When a child may be a victim of severe abuse or neglect, there is a dual imperative: to provide services to ameliorate suffering and to punish the offender. To simultaneously achieve both goals may not be possible, resulting in an ethical dilemma regarding the obligations of professionals. One of the ways of reducing this dilemma is for professionals to work as a team, where joint decision making and collaborative work may produce the best results for child victims. This entry not only addresses the ethical conflict and professional codes involved with interviewing child victims but also describes forensic interviews and discusses the role of child advocacy centers.

Ethical Dilemma

Social work and legal ethics may be in conflict when the matter at hand is interviewing child victims, because of different goals of the social service and criminal justice systems. In 2004, approximately 3 million children were reported to child abuse and neglect hotlines across the United States.
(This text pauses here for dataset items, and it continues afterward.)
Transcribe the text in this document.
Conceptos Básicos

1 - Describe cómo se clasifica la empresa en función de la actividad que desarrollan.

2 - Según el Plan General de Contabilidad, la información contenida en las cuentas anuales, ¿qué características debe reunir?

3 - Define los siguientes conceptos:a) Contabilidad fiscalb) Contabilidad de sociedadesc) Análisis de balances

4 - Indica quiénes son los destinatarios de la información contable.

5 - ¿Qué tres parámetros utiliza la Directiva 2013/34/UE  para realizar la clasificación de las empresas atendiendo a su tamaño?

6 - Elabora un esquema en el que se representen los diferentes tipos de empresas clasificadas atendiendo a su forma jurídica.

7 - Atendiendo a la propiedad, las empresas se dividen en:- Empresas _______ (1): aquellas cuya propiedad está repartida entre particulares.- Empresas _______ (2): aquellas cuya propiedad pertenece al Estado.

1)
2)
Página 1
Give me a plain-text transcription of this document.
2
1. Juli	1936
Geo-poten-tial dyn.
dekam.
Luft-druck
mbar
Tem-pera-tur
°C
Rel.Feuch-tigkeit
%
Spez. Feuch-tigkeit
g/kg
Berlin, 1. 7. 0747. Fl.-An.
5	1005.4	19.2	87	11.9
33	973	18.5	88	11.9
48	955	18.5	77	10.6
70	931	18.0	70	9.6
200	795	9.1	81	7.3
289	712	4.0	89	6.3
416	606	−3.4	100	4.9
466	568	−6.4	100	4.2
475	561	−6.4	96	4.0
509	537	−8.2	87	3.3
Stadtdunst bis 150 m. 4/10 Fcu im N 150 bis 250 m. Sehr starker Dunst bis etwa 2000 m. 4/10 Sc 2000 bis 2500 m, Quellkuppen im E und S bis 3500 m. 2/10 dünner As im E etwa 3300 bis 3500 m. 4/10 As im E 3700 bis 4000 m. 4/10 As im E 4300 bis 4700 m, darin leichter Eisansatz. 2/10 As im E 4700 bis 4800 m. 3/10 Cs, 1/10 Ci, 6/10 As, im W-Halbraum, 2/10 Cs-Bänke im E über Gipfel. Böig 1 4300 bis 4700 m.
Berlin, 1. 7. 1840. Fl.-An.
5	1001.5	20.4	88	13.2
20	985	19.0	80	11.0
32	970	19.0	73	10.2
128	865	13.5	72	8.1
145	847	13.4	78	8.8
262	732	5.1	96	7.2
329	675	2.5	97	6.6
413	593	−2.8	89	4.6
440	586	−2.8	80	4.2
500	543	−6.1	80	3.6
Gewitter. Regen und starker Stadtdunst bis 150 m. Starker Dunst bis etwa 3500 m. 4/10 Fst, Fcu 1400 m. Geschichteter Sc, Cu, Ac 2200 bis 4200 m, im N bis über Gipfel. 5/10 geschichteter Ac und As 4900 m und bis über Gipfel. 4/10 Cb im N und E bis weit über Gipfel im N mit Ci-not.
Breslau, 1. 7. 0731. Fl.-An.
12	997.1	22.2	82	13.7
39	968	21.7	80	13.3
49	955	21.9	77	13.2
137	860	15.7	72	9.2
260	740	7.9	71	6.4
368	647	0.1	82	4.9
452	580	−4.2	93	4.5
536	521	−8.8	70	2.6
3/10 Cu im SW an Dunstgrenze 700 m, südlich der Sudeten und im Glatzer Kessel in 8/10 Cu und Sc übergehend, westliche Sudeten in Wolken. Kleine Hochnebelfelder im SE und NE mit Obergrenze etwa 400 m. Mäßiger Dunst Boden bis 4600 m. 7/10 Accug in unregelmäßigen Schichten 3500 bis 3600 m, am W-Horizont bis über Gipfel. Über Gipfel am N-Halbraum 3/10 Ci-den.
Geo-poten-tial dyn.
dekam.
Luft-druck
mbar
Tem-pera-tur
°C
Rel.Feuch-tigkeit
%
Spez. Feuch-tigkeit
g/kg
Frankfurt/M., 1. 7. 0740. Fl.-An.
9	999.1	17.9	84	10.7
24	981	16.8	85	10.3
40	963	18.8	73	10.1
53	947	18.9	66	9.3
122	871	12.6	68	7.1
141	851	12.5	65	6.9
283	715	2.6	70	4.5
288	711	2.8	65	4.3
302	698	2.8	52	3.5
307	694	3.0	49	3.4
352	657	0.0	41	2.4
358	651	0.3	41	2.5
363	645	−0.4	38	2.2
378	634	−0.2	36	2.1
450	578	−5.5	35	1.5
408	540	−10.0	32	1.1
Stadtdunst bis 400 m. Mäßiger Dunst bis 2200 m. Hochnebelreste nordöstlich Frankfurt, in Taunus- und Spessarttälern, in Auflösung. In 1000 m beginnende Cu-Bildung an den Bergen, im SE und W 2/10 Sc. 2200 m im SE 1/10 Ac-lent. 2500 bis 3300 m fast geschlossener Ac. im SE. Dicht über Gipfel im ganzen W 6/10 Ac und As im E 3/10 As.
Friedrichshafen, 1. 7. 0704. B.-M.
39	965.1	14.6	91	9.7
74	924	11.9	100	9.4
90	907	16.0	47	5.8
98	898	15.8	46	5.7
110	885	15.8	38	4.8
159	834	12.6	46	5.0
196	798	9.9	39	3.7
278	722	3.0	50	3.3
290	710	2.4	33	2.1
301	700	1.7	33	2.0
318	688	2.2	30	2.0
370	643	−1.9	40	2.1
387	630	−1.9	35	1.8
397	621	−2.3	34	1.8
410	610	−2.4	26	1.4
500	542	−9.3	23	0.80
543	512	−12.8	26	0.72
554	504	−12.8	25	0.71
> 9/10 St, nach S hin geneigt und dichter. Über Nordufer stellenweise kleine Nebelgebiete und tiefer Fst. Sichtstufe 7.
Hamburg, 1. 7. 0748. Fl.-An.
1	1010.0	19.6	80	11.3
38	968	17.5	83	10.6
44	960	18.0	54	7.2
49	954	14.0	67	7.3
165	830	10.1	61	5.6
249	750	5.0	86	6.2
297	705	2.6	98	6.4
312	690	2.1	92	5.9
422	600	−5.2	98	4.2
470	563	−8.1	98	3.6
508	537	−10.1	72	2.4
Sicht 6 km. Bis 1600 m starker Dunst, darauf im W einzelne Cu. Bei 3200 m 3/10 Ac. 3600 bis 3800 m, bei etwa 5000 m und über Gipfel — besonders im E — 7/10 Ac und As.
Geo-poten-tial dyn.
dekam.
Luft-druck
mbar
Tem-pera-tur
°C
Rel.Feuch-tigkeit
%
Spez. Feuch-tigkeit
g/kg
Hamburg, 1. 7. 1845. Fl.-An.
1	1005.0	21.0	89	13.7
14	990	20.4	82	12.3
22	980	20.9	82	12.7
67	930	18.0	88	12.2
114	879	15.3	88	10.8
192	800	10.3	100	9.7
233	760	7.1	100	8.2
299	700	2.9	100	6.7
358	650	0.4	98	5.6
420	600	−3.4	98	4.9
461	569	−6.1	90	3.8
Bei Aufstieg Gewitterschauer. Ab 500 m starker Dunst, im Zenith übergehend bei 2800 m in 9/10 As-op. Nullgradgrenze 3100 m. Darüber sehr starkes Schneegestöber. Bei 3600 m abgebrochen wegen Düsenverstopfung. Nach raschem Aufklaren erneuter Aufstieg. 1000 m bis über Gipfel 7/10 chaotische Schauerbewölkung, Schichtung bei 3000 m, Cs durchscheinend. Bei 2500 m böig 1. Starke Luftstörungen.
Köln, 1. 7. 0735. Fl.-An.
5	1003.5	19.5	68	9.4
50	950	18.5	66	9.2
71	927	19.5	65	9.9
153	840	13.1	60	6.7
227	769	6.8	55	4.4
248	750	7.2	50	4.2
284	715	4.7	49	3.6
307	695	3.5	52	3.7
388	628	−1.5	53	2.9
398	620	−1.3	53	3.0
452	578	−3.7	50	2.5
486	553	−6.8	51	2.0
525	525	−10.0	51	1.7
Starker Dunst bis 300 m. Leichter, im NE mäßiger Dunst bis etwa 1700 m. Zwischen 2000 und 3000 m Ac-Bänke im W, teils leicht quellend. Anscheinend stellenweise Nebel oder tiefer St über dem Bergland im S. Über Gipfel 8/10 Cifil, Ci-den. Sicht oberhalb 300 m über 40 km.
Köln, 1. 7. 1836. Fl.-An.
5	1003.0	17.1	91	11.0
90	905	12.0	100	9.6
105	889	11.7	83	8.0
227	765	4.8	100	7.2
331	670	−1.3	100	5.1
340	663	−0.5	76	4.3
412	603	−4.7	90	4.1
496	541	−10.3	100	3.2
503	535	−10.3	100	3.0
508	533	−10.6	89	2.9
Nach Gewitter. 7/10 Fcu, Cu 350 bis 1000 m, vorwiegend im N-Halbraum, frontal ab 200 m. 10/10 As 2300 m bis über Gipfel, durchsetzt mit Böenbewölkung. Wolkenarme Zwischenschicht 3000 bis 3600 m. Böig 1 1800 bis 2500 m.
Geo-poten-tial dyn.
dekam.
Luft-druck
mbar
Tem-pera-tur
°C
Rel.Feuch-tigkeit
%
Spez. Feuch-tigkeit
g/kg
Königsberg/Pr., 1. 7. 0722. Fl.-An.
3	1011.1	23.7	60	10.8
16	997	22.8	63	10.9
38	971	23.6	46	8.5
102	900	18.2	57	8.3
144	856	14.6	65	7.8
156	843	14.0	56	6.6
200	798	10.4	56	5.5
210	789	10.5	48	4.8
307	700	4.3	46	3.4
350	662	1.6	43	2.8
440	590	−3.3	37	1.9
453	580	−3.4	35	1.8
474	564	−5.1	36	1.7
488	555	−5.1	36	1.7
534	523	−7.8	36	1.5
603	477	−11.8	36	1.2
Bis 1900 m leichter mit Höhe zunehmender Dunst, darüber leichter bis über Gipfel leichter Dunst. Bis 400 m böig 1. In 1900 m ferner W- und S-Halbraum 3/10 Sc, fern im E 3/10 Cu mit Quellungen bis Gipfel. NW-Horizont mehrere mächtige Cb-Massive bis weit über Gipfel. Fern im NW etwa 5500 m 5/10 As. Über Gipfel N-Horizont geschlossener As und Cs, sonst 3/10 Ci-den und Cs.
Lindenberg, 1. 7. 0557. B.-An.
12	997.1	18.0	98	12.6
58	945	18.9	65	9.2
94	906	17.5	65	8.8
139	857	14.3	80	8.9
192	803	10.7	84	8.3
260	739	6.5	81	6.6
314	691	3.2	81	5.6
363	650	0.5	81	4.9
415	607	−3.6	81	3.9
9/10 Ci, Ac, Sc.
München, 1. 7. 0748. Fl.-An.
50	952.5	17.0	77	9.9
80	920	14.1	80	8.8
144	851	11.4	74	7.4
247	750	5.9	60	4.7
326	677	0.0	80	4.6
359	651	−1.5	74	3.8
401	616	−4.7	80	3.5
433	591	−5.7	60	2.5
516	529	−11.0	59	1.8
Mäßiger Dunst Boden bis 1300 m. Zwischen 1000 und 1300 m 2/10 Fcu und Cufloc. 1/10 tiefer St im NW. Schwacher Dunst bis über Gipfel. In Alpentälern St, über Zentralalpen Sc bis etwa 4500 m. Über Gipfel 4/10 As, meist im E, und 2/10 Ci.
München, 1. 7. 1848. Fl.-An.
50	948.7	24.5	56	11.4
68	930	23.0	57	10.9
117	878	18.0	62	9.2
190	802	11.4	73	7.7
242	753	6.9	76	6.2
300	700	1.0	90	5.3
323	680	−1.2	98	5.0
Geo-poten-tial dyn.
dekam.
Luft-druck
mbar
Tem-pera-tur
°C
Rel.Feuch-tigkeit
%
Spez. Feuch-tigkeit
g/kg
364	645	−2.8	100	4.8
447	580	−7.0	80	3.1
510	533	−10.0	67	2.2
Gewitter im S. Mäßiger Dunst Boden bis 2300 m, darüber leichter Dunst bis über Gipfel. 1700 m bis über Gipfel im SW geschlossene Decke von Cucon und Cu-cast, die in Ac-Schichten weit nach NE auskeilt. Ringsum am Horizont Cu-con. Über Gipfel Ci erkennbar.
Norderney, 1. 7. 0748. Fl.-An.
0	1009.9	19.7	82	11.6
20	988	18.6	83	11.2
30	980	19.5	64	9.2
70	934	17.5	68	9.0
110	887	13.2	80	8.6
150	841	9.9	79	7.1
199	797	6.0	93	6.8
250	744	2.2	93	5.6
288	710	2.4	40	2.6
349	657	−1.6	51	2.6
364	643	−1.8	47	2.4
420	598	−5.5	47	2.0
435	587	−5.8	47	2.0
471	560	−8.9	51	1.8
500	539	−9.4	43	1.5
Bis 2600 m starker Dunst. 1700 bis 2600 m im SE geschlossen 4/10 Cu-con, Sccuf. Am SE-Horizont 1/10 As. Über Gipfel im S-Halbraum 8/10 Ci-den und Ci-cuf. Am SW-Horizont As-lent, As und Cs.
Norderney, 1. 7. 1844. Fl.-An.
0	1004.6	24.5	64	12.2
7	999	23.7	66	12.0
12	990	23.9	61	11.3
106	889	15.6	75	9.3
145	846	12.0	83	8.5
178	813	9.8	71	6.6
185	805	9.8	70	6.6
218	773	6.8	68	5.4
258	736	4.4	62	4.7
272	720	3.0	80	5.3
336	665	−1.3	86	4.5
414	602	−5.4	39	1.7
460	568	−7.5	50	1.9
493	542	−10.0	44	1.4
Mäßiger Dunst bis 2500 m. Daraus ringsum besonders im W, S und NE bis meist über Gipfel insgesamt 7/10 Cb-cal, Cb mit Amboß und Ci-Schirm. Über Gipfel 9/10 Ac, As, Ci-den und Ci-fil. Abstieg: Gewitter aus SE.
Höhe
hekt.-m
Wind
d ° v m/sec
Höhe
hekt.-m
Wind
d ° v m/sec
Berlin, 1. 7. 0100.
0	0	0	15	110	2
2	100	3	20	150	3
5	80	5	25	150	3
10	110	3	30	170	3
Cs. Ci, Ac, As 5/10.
Approximately 87,000 children were determined to be victims of abuse or neglect. When a report suggests serious injury due to physical abuse, sexual abuse, or severe neglect, some states require that a district attorney decide whether a prosecutor or child protective services worker will oversee the investigation. Legal and ethical implications follow from this decision, because social workers, unless they are working for a prosecutor as a forensic specialist, and law enforcement personnel have different objectives. Social workers are concerned mainly with providing services to ameliorate the effects of victimization and to rehabilitate families; law enforcement personnel and forensic social workers are concerned with acquiring information to aid in the apprehension and punishment of offenders.

Professional Ethics

The ethical codes that guide the practice of social workers and attorneys create an obligation for each to serve their clients. When an attorney is serving a pros-ecutorial function, the attorney's client is his or her governmental employer. The attorney is charged with protecting the public by enabling the apprehension and prosecution of criminals. For social workers the question “Who is the client?” is not as easily answered. Whether employed in the private or public sector, social workers have an ethical obligation to their clients, to the agency that employs them, and, for some in the private sector, to a unit of government that financially supports the services they provide. For a social worker, conflict may result because public policy requires a worker to temporarily set aside his or her concern for providing treatment-focused services in favor of the state's interest in prosecuting offenders. As acknowledged in Ethical Standard 1.01 of the Code of Ethics of the National Association of Social Workers:

Social workers' primary responsibility is to promote the well-being of clients. In general, clients' interests are primary. However, social workers' responsibility to the larger society or specific legal obligations may on limited occasions supersede the loyalty owed clients, and clients should be so advised.

Forensic Interviews

In the 1960s, when laws mandating reporting of child abuse and neglect were being drafted, an issue under discussion was whether an investigation should be conducted by social workers or police. The decision favoring social workers was the result of the profession's rehabilitative mission, and the notion that child abuse and neglect involving family members should not be treated in the criminal justice system. In recent years there has been a shift away from the original view to one that favors criminal prosecutions. Joint social worker-police investigations are becoming common; and legislation that requires child protective agencies to report to the police or to a prosecutor's office serious cases of abuse or neglect has been enacted in the majority of states. This shift has led to a growth in forensic social work.